Kelola Sampah Jadi Pundi-pundi Rupiah

Sanpah.png

Provinsi DI Yogykarta, biarpun kecil ternyata punya inovasi yang bermacam ragam. Baru saja kita mengembangkan sampah sebagai bahan bakar terbarukan untuk dibuat menjadi pelet arang untuk Kompor Rakyat yang sangat efektif. Menurut pelaporan Gedhe Nusantara awal bulan ini yang terbaca oleh Ketua Tim Pakar Menteri Desa PDTT Prof. Haryono Suyono, Badan Usaha Milik Desa (BUMDes) Amarta Desa Pendowoharjo mampu mengubah semua pandangan negatif tentang Tempat Pembuangan Sementara (TPS) yang terkesan kotor dan bau. Meski berada di lingkungan TPS, kantor Bumdes Amarta terlihat asri, bersih, rapi, dan tidak bau. BUMDes Amarta mampu mengubah sampah menjadi pundi-pundi rupiah.

Desa Pendowoharjo terletak di Kecamatan Sleman, Kabupaten Sleman, Daerah Istimewa Yogyakarta. Keputusan BUMDes Amarta untuk mengelola sampah bukanlah tanpa alasan, bukan pula karena tidak ada potensi lain. Keinginan untuk mewujudkan lingkungan yang sehat dan bersih mendorong BUMDes untuk mengelola TPS yang sebelumnya tidak dikelola dengan baik.

Bumdes Amarta melihat permasalahan sampah sebagai peluang untuk menunjukkan eksistensinya dalam memberikan keuntungan kepada masyarakat desa. Bermodal awal Rp 50 juta, Bumdes Amarta memulai usahanya dengan memilah sampah organik dan anorganik yang dikumpulkan oleh tukang sampah dari rumah maupun warung yang ada di sekitaran Desa Pandowoharjo.
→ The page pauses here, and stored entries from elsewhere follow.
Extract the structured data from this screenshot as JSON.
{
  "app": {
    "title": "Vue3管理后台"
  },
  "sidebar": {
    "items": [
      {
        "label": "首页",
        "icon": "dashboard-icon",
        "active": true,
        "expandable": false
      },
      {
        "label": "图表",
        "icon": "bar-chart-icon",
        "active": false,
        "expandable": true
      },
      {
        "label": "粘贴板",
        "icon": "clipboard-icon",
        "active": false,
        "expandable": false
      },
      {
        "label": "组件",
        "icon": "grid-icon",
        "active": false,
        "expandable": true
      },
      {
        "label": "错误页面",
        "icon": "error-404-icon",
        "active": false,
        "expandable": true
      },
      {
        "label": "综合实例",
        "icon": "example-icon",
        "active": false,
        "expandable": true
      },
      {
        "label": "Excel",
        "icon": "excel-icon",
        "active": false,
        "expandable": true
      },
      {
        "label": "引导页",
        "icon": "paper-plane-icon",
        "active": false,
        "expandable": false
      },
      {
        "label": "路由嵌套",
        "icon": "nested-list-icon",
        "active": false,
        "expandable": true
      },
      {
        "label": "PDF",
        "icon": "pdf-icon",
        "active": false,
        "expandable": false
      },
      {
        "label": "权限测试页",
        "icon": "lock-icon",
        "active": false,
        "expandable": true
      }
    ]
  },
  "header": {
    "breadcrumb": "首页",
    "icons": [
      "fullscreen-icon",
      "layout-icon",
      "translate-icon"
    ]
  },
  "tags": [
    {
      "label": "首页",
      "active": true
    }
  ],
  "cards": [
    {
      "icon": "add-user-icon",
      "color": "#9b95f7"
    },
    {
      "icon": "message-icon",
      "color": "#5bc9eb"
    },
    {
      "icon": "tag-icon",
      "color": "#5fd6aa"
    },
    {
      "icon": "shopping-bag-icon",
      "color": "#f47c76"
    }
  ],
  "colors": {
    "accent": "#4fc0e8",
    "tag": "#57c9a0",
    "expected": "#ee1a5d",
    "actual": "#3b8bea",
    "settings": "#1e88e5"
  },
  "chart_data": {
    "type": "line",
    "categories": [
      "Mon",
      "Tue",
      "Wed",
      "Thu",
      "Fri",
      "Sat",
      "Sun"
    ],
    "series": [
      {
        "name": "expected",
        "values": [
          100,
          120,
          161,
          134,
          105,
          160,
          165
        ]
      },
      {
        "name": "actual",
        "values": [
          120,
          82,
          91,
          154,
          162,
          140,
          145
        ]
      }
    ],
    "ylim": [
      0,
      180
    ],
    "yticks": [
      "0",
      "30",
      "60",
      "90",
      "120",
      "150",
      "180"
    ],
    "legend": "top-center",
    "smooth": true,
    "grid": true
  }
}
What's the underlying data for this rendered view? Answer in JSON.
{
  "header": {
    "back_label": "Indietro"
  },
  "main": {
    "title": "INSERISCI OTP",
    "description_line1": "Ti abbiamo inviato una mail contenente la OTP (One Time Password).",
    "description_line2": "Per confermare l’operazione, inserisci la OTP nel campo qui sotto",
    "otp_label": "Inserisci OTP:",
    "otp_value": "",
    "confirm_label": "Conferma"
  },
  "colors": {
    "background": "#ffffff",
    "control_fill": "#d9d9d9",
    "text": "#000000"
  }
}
Sistem pengumpulan sampah mengandalkan tukang sampah desa bukan pegawai Bumdes. Bumdes memperlakukan mereka sebagai mitra kerja, di mana para petugas cukup membayar retribusi rutin kepada Bumdes. Pegawai Bumdes Amarta menangani pemilihan sampah sesuai dengan kategorinya, seperti sampah organik, sampah anorganik, dan residu. Proses pemilahan ini dilakukan dengan segera dimana sampah tidak dibiarkan menumpuk terlalu lama. Inilah kunci yang dilakukan oleh TPS Bumdes Amarta agar TPS tidak berbau. Dari hasil pilahan tersebut, sampah anorganik dikelompokkan lagi seperti botol, kardus, dan plastik untuk dijual. Sampah organik difermentasi menjadi pupuk kompos. Proses fermentasi ini sendiri biasanya memakan waktu kurang lebih 3-4 minggu. Sisanya, yaitu sampah residu, dikirim ke Tempat Pembuangan Akhir (TPA) yang dikelola oleh Dinas Lingkungan Hidup Kabupaten Sleman.

Selain mengelola sampah, Bumdes Amarta juga memiliki unit usaha lainnya yang juga menjadi sumber pendapatan. Bekerjasama dengan Resto Jejamuran yang terkenal dengan kuliner serba jamur, Bumdes Amarta membuka Toko Desa sebagai wadah penjualan produk-produk desa di lapangan parkir resto. Pihak resto juga membantu menyediakan bahan baku pupuk dari bekas media tanam jamur dan menyerahkan pengelolaan sampah kepada Bumdes Amarta.

Bumdes Amarta juga mengembangkan perkebunan sayuran bekerjasama dengan Kader Sarasvati Desa Pandowoharjo. Hasil kebun menjadi bahan baku untuk dimasak di Taman Kuliner Pandowo maupun di rumah tangga dan warung di sekitar desa.

Tidak berhenti di situ saja sisa limbah organik yang dihasilkan di Taman Kuliner, rumah tangga, dan warung makan di sekitar desa ini nantinya akan kembali lagi ke TPS Bumdes Amarta untuk diolah menjadi kompos.

Siklus ini akan terus berputar sehingga rantai produksi akan terus berjalan. Bumdes Amarta telah memperhitungkan siklus hidup dari produk yang mereka olah sebaik mungkin. Bumdes Amarta berdiri pada Juni 2016. Pada laporan keuangan 2017, omset BUMDes mencapai Rp 200 juta dengan keuntungan sebesar Rp 37 juta. Dari usaha itu, Bumdes Amarta mampu menyumbangkan PADes sebesar Rp 15 juta.